И другим, и третьим летом Мишка снова приезжал. Но опять же - на считанный денек. Побаловались мы с ним на его щедроты водочкой, оказалось, он и в этом деле намастачился - пьет, как квас, и ничегошеньки. Небось, то вся его университетская наука... А осенью нежданно привез он Семена в сосновом пальтишке, и уложили мы его в земельку на наш зотовский пятак, рядком с братом - пусть там счеты сводят.

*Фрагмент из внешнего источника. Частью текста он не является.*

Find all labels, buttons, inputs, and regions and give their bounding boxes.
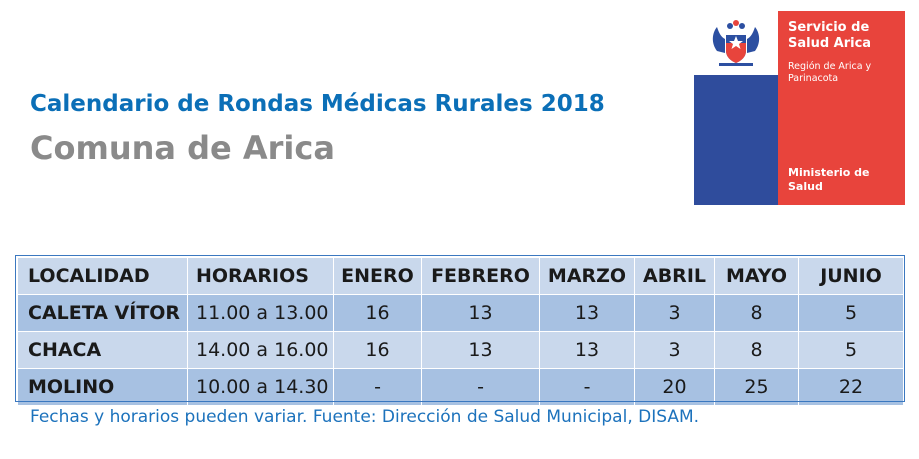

Закопали, значит, домой пришли. Тут Мишка пиджак расстегнул и дает матери из нутряного кармана сто рублей на поминки и мне триста четвертными бумажками.

- Похлопочи, - говорит. - Оставил дед на похороны.

Справишь, мол, до снега оградку, плиту с памяткой, вокруг песок посеешь, а если, говорит, блажь найдет себе кусок оторвать, так он, мол, через месяц приедет с ревизией. Я, конечно, головой-то киваю, мол, какой разговор, но сам при своем: а кто тебя, щенок, проверит, сколько ты от дедовых похорон на свой манжет отстриг? Щелкнуть бы тебя по носу, только ты ведь теперь зубами к глотке потянешься. А потом смех меня взял: зубами-то окреп, а того не постиг, что черного кобеля не отмоешь добела! Щенок и есть.

На другой день отправился он обратно в Питер. Вещички и квартира, как я и думал, - ему достались. Небось спешил счет справить: сколько и чего. Эк он меня перепрыгнул! Только и я, хромый, еще в чулан не списан... На триста рублей Семену мавзолей поставить можно - а на кой ему мавзолей? Тут сообразить надо, чтоб и отец - не в обиде, и я - не в накладе. Схоронить и на гривенник можно, если умеючи, а по виду храмина выйдет.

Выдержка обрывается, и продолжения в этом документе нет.